I ask myself, and those around me.
I scream these world to the world around me.

I am baffled and lost,
But even that makes no sense

I smile and wonder in introspection
Why it made no comprehension.

I was home all along
But why did I take a road so long


Monday 4 April 2011

Sandstorm

I feel like throwing up. My eyes are burning from the heat. My mouth is filled with paper. Yes, paper! Blank sheets of paper forcefully put in my mouth to the extent that they are brimming out. Their crumpled and folded edges poking out from between my lips. I can’t keep my mouth open anymore.
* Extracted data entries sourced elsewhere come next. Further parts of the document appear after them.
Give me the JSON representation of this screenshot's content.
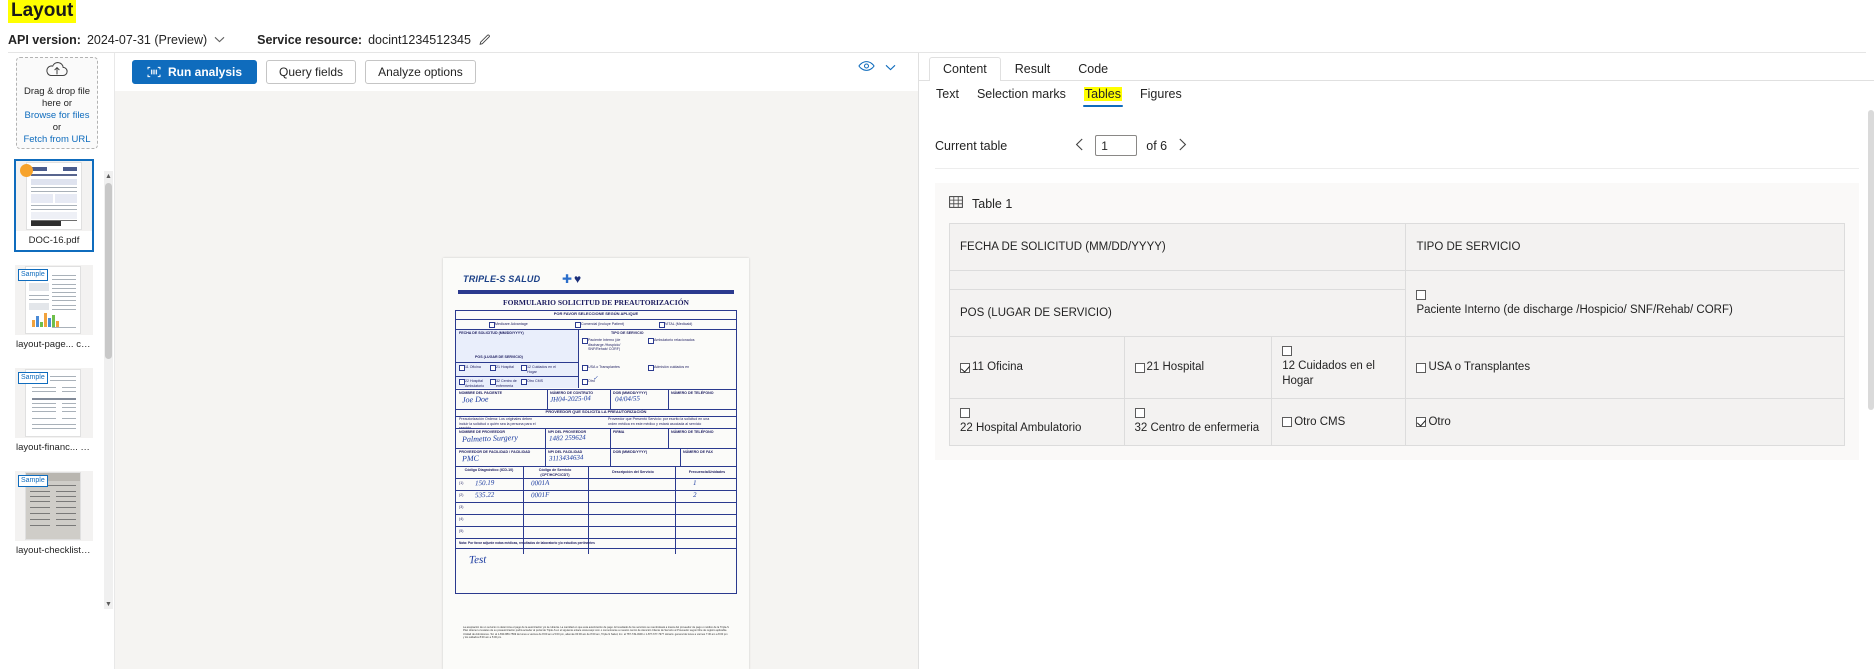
{
  "header": {
    "title": "Layout",
    "api_version_label": "API version:",
    "api_version_value": "2024-07-31 (Preview)",
    "service_resource_label": "Service resource:",
    "service_resource_value": "docint1234512345",
    "edit_icon": "pencil-icon",
    "dropdown_icon": "chevron-down-icon"
  },
  "left_rail": {
    "dropzone": {
      "icon": "cloud-upload-icon",
      "line1": "Drag & drop file",
      "line2": "here or",
      "browse_link": "Browse for files",
      "or": "or",
      "fetch_link": "Fetch from URL"
    },
    "files": [
      {
        "name": "DOC-16.pdf",
        "selected": true,
        "badge": "",
        "dot": true
      },
      {
        "name": "layout-page... ct.pdf",
        "selected": false,
        "badge": "Sample",
        "dot": false
      },
      {
        "name": "layout-financ... rt.jpg",
        "selected": false,
        "badge": "Sample",
        "dot": false
      },
      {
        "name": "layout-checklist.jpg",
        "selected": false,
        "badge": "Sample",
        "dot": false
      }
    ]
  },
  "toolbar": {
    "run_analysis": "Run analysis",
    "query_fields": "Query fields",
    "analyze_options": "Analyze options",
    "run_icon": "scan-icon",
    "eye_icon": "eye-icon",
    "eye_chevron": "chevron-down-icon"
  },
  "viewer": {
    "form_logo": "TRIPLE-S SALUD",
    "form_title": "FORMULARIO SOLICITUD DE PREAUTORIZACIÓN",
    "form_subtitle": "POR FAVOR SELECCIONE SEGÚN APLIQUE",
    "opt_medicare": "Medicare Advantage",
    "opt_comercial": "Comercial (Incluye Patient)",
    "opt_vital": "VITAL (Medicaid)",
    "sec_fecha": "FECHA DE SOLICITUD (MM/DD/YYYY)",
    "sec_tipo": "TIPO DE SERVICIO",
    "sec_pos": "POS (LUGAR DE SERVICIO)",
    "sec_nombre": "NOMBRE DEL PACIENTE",
    "sec_contrato": "NÚMERO DE CONTRATO",
    "sec_dob": "DOB (MM/DD/YYYY)",
    "sec_tel": "NÚMERO DE TELÉFONO",
    "sec_proveedor": "PROVEEDOR QUE SOLICITA LA PREAUTORIZACIÓN",
    "sec_nombre_prov": "NOMBRE DE PROVEEDOR",
    "sec_npi": "NPI DEL PROVEEDOR",
    "sec_firma": "FIRMA",
    "sec_tel2": "NÚMERO DE TELÉFONO",
    "sec_fac": "PROVEEDOR DE FACILIDAD / FACILIDAD",
    "sec_npi_fac": "NPI DEL FACILIDAD",
    "sec_fax": "NÚMERO DE FAX",
    "col_codigo": "Código Diagnóstico (ICD-10)",
    "col_codigo2": "Código de Servicio (CPT/HCPC/CDT)",
    "col_desc": "Descripción del Servicio",
    "col_freq": "Frecuencia/Unidades",
    "hand_name": "Joe  Doe",
    "hand_contract": "JH04-2025-04",
    "hand_dob": "04/04/55",
    "hand_provider": "Palmetto Surgery",
    "hand_npi": "1482 259624",
    "hand_fac": "PMC",
    "hand_npifac": "3113434634",
    "hand_row1_a": "150.19",
    "hand_row1_b": "0001A",
    "hand_row1_c": "1",
    "hand_row2_a": "535.22",
    "hand_row2_b": "0001F",
    "hand_row2_c": "2",
    "hand_note": "Test",
    "notes_line": "Nota: Por favor adjunte notas médicas, resultados de laboratorio y/o estudios pertinentes"
  },
  "right": {
    "primary_tabs": [
      {
        "label": "Content",
        "active": true
      },
      {
        "label": "Result",
        "active": false
      },
      {
        "label": "Code",
        "active": false
      }
    ],
    "secondary_tabs": [
      {
        "label": "Text",
        "active": false
      },
      {
        "label": "Selection marks",
        "active": false
      },
      {
        "label": "Tables",
        "active": true
      },
      {
        "label": "Figures",
        "active": false
      }
    ],
    "pager": {
      "label": "Current table",
      "prev_icon": "chevron-left-icon",
      "next_icon": "chevron-right-icon",
      "current": "1",
      "of": "of 6"
    },
    "table_card": {
      "icon": "table-icon",
      "title": "Table 1",
      "rows": [
        [
          {
            "text": "FECHA DE SOLICITUD (MM/DD/YYYY)",
            "colspan": 3,
            "mark": "none",
            "layout": "inline"
          },
          {
            "text": "TIPO DE SERVICIO",
            "colspan": 2,
            "mark": "none",
            "layout": "inline"
          }
        ],
        [
          {
            "text": "",
            "colspan": 3,
            "mark": "none",
            "layout": "inline"
          },
          {
            "text": "Paciente Interno (de discharge /Hospicio/ SNF/Rehab/ CORF)",
            "colspan": 2,
            "mark": "unchecked",
            "layout": "stack"
          }
        ],
        [
          {
            "text": "POS (LUGAR DE SERVICIO)",
            "colspan": 3,
            "mark": "none",
            "layout": "inline"
          }
        ],
        [
          {
            "text": "11 Oficina",
            "colspan": 1,
            "mark": "checked",
            "layout": "inline"
          },
          {
            "text": "21 Hospital",
            "colspan": 1,
            "mark": "unchecked",
            "layout": "inline"
          },
          {
            "text": "12 Cuidados en el Hogar",
            "colspan": 1,
            "mark": "unchecked",
            "layout": "stack"
          },
          {
            "text": "USA o Transplantes",
            "colspan": 2,
            "mark": "unchecked",
            "layout": "inline"
          }
        ],
        [
          {
            "text": "22 Hospital Ambulatorio",
            "colspan": 1,
            "mark": "unchecked",
            "layout": "stack"
          },
          {
            "text": "32 Centro de enfermeria",
            "colspan": 1,
            "mark": "unchecked",
            "layout": "stack"
          },
          {
            "text": "Otro CMS",
            "colspan": 1,
            "mark": "unchecked",
            "layout": "inline"
          },
          {
            "text": "Otro",
            "colspan": 2,
            "mark": "checked",
            "layout": "inline"
          }
        ]
      ]
    }
  },
  "colors": {
    "accent": "#0f6cbd",
    "highlight": "#ffff00",
    "panel_bg": "#faf9f8",
    "table_bg": "#f3f2f1",
    "viewer_bg": "#f5f4f2"
  }
}
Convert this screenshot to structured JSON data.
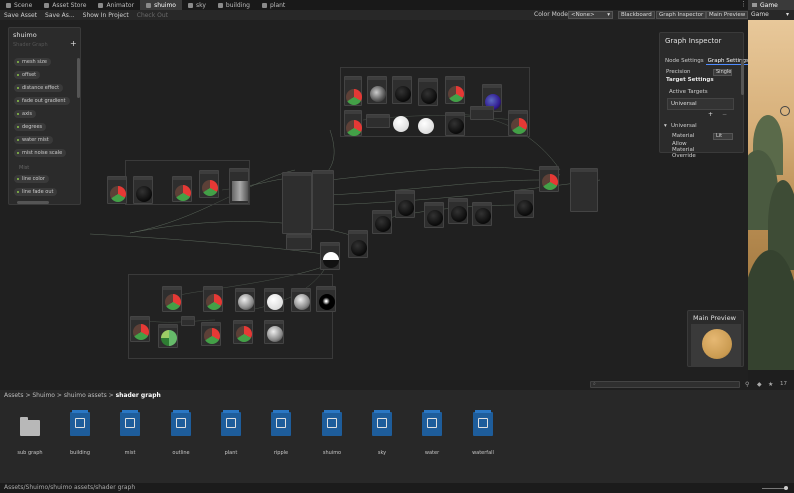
{
  "tabs": [
    {
      "label": "Scene",
      "icon": "scene-icon"
    },
    {
      "label": "Asset Store",
      "icon": "store-icon"
    },
    {
      "label": "Animator",
      "icon": "animator-icon"
    },
    {
      "label": "shuimo",
      "icon": "shadergraph-icon",
      "active": true
    },
    {
      "label": "sky",
      "icon": "shadergraph-icon"
    },
    {
      "label": "building",
      "icon": "shadergraph-icon"
    },
    {
      "label": "plant",
      "icon": "shadergraph-icon"
    }
  ],
  "game_tab": {
    "label": "Game"
  },
  "toolbar": {
    "save_asset": "Save Asset",
    "save_as": "Save As...",
    "show_in_project": "Show In Project",
    "check_out": "Check Out",
    "color_mode_label": "Color Mode",
    "color_mode_value": "<None>",
    "blackboard_btn": "Blackboard",
    "inspector_btn": "Graph Inspector",
    "preview_btn": "Main Preview"
  },
  "game_toolbar": {
    "display": "Game"
  },
  "blackboard": {
    "title": "shuimo",
    "subtitle": "Shader Graph",
    "properties": [
      "mesh size",
      "offset",
      "distance effect",
      "fade out gradient",
      "axis",
      "degrees",
      "water mist",
      "mist noise scale"
    ],
    "category": "Mist",
    "properties2": [
      "line color",
      "line fade out"
    ]
  },
  "inspector": {
    "title": "Graph Inspector",
    "tab_node": "Node Settings",
    "tab_graph": "Graph Settings",
    "precision_label": "Precision",
    "precision_value": "Single",
    "target_settings": "Target Settings",
    "active_targets": "Active Targets",
    "target_item": "Universal",
    "plus": "+",
    "minus": "−",
    "section": "Universal",
    "material_label": "Material",
    "material_value": "Lit",
    "allow_override": "Allow Material Override"
  },
  "main_preview": {
    "title": "Main Preview"
  },
  "project": {
    "search_placeholder": "",
    "count": "17",
    "breadcrumb": [
      "Assets",
      "Shuimo",
      "shuimo assets",
      "shader graph"
    ],
    "assets": [
      {
        "name": "sub graph",
        "type": "folder"
      },
      {
        "name": "building",
        "type": "shadergraph"
      },
      {
        "name": "mist",
        "type": "shadergraph"
      },
      {
        "name": "outline",
        "type": "shadergraph"
      },
      {
        "name": "plant",
        "type": "shadergraph"
      },
      {
        "name": "ripple",
        "type": "shadergraph"
      },
      {
        "name": "shuimo",
        "type": "shadergraph"
      },
      {
        "name": "sky",
        "type": "shadergraph"
      },
      {
        "name": "water",
        "type": "shadergraph"
      },
      {
        "name": "waterfall",
        "type": "shadergraph"
      }
    ],
    "status_path": "Assets/Shuimo/shuimo assets/shader graph"
  },
  "colors": {
    "accent": "#4f8cff",
    "shadergraph": "#1e5d9b",
    "panel": "#2b2b2b"
  }
}
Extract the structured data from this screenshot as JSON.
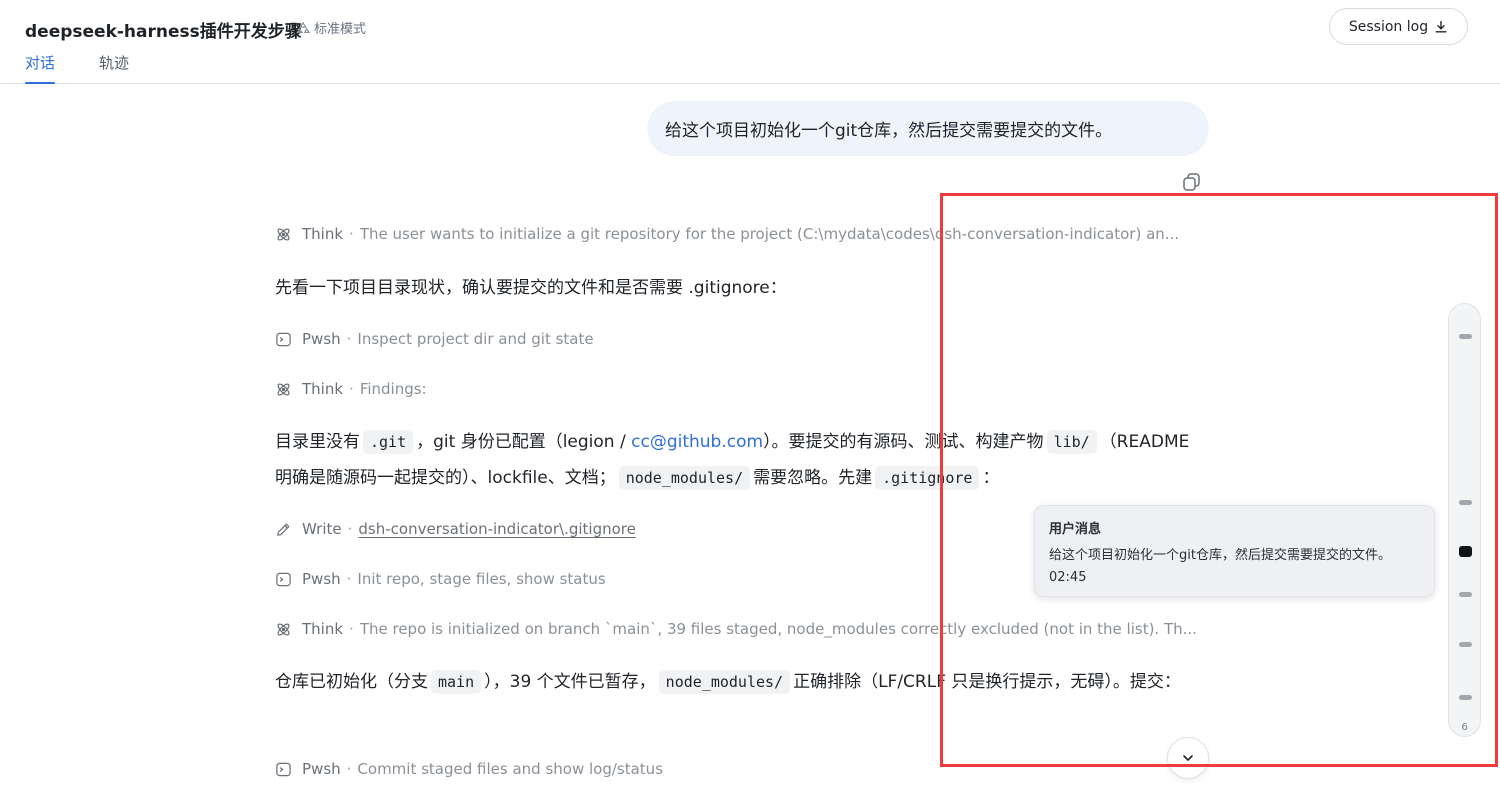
{
  "header": {
    "title": "deepseek-harness插件开发步骤",
    "mode_label": "标准模式",
    "tabs": [
      {
        "label": "对话",
        "active": true
      },
      {
        "label": "轨迹",
        "active": false
      }
    ],
    "session_log_label": "Session log"
  },
  "user_message": {
    "text": "给这个项目初始化一个git仓库，然后提交需要提交的文件。"
  },
  "steps": [
    {
      "kind": "Think",
      "icon": "atom-icon",
      "desc": "The user wants to initialize a git repository for the project (C:\\mydata\\codes\\dsh-conversation-indicator) an..."
    },
    {
      "kind": "Pwsh",
      "icon": "terminal-icon",
      "desc": "Inspect project dir and git state"
    },
    {
      "kind": "Think",
      "icon": "atom-icon",
      "desc": "Findings:"
    },
    {
      "kind": "Write",
      "icon": "pencil-icon",
      "desc": "dsh-conversation-indicator\\.gitignore"
    },
    {
      "kind": "Pwsh",
      "icon": "terminal-icon",
      "desc": "Init repo, stage files, show status"
    },
    {
      "kind": "Think",
      "icon": "atom-icon",
      "desc": "The repo is initialized on branch `main`, 39 files staged, node_modules correctly excluded (not in the list). Th..."
    },
    {
      "kind": "Pwsh",
      "icon": "terminal-icon",
      "desc": "Commit staged files and show log/status"
    }
  ],
  "paragraphs": {
    "p1": "先看一下项目目录现状，确认要提交的文件和是否需要 .gitignore：",
    "p2": {
      "t1": "目录里没有",
      "c1": ".git",
      "t2": "，git 身份已配置（legion /",
      "email": "cc@github.com",
      "t3": "）。要提交的有源码、测试、构建产物",
      "c2": "lib/",
      "t4": "（README 明确是随源码一起提交的）、lockfile、文档；",
      "c3": "node_modules/",
      "t5": "需要忽略。先建",
      "c4": ".gitignore",
      "t6": "："
    },
    "p3": {
      "t1": "仓库已初始化（分支",
      "c1": "main",
      "t2": "），39 个文件已暂存，",
      "c2": "node_modules/",
      "t3": "正确排除（LF/CRLF 只是换行提示，无碍）。提交："
    }
  },
  "indicator": {
    "count": "6",
    "active_index": 3,
    "tooltip": {
      "title": "用户消息",
      "body": "给这个项目初始化一个git仓库，然后提交需要提交的文件。02:45"
    }
  },
  "colors": {
    "accent": "#2f6fdd",
    "highlight_border": "#ef3b3b",
    "bubble_bg": "#eef3fc"
  }
}
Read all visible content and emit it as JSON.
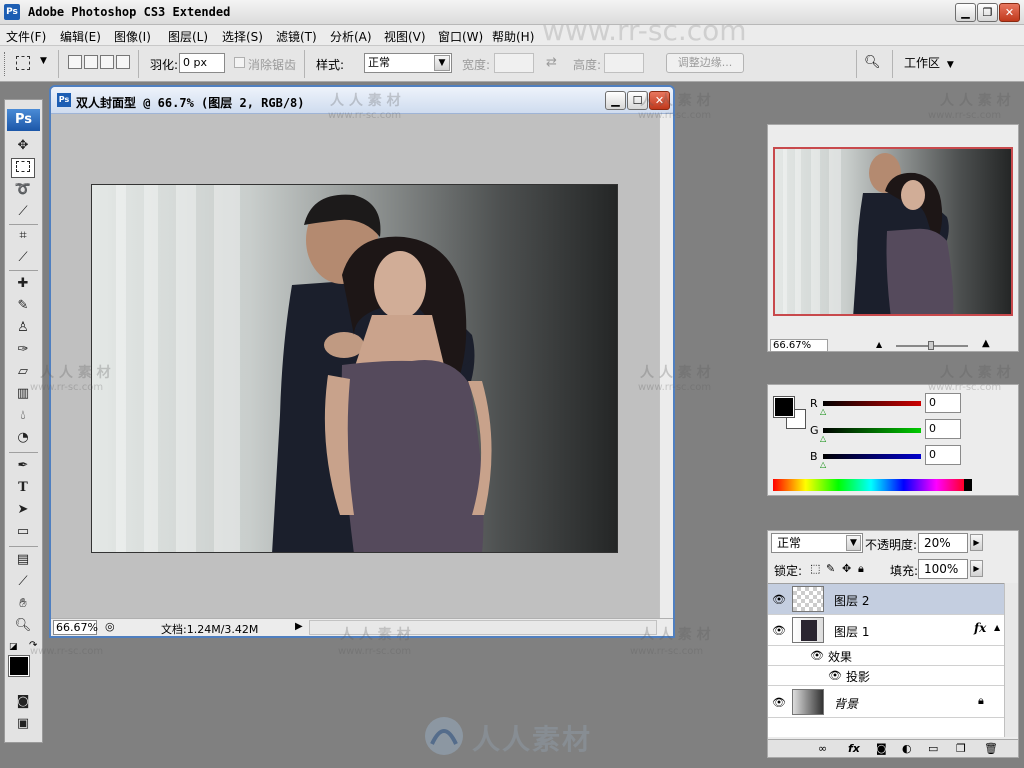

It hurts and my lips are so chapped that i am afraid that they might start bleeding any moment. I contemplate upon the situation that has caught me. Ironic! Isn’t it? I have my mouth open, yet its closed.
I sense a sandstorm is picking up its pace somewhere nearby. The air carries a strange smell with it where there is a slight tinge of salt. I shut my eyes tightly as a gush of wind slaps my unruly and chaotic hair on my cheeks.
I want to scream. Scream at my helplessness. Scream at the vastness of the desert around me. Scream at the static state of my body as thick rope pierces through it, tying me to nothing but a bare bamboo pole.
I contemplate at my existence in perspective of the infinity of sand around me. I accept defeat. I am nothing and this episode maybe classified as an insignificant moment in my non-existent and unwillingness to continue what the minions call LIFE!